Stephen Pennell ©
My favourite mode of transport into Birmingham city centre is by rail from Marston Green along the West Coast Mainline. A mere eight minutes when the train goes direct with no stops, always sitting on the right-hand side of the carriage to avoid an unsightly blot on the landscape to the left - I’m kidding, Blues fans - and a great view of an upwardly mobile skyline as one approaches New Street.
Over the last twenty years, the vista has been improved dramatically by Millennium Point and the rapid expansion of its next-door neighbour, Birmingham City University. £400 million has been invested, much of it generated by land sales of the former Perry Barr campus, with BCU spectacularly shedding an unfair image as the poor relation amongst Birmingham’s seats of learning. University Locks, The Curzon Building and Parkside all look stylish with their clean, linear and thoroughly modern design, but the jewels in the Eastside crown are STEAMhouse in Belmont Row and its near-neighbour the Royal Birmingham Conservatoire.
The campus is host to tens of thousands of students and I’ve strolled through it many times, harbouring a longing to see inside these two magnificent buildings. This week, thanks to the university’s music and PR lead Lyle Bignon, I finally got my wish. Lyle and I have been trying to arrange this guided tour for months, but his schedule is relentless, and I can only do Mondays; we eventually made it work and it was well worth the wait.
Starting off in the £67 million Conservatoire, Lyle reeled off an impressive list of music and acting alumni, including Laura Mvula, Nigel Boyle, Raffertie, Nicola Coughlan, Rhydian Roberts, Catherine Tyldesley, Helen George, Harry Lightfoot and Dhafer L’Abidine.

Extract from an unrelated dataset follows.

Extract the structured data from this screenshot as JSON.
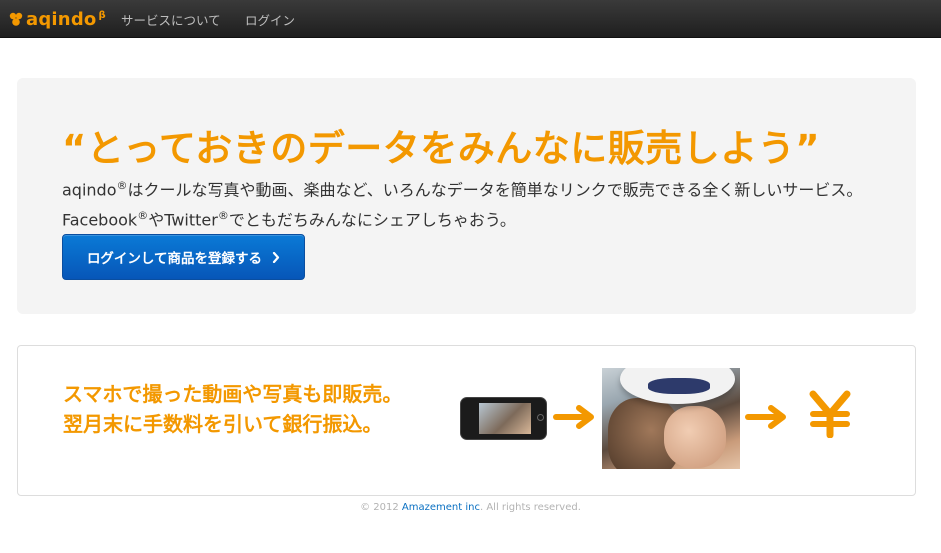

We visited recital rooms where we had to shut our yap - not easy for me and Lyle - as there were actual lectures taking place; the Eastside Jazz Club where Jamie Cullum once gave the world’s first music lesson over 5G; and the hugely impressive Bradshaw Hall, a 650-capacity concert space with acoustics to rival Symphony Hall. In Parkside are TV, radio and recording studios kitted out with state of the art equipment and rehearsal rooms with more Yamahas than the world superbike championship, an organ that recreates sound as Bach would have heard it, and several Steinway concert and baby grands for good measure. It’s a muso’s paradise - and a music writer’s too.
Talking of writing, the university’s archive room at Parkside is home to half-a-million artefacts - all manner of books, journals and magazines including every Melody Maker ever published bound in volumes by year and a similarly exhaustive collection of NMEs. If someone had supplied me with the odd sandwich I could have gone missing for days.
From the outside, STEAMhouse is even more impressive than the Conservatoire, and the inside is not too shabby either. A beautiful and lovingly restored former factory, it houses the traditional STEM syllabus - science, technology, engineering and maths - with art thrown into the mix to see what happens. It sounds like a confusing collision; 3D printing, artificial intelligence and laser technology rubbing shoulders woodwork, ceramics and metalwork, but it’s less a muddle of oddments, more a vibrant laboratory of ideas. It all leads to the conclusion that across this campus, Birmingham’s glorious history of innovation and musical excellence is sure to be its future as well.
One of my few regrets in life is that I never made the most of educational opportunities in my youth… too busy having a good time. But I can’t help feeling that if I’d somehow found myself in such a well-appointed and inspirational place as Birmingham City University as is now, it would have been a different story.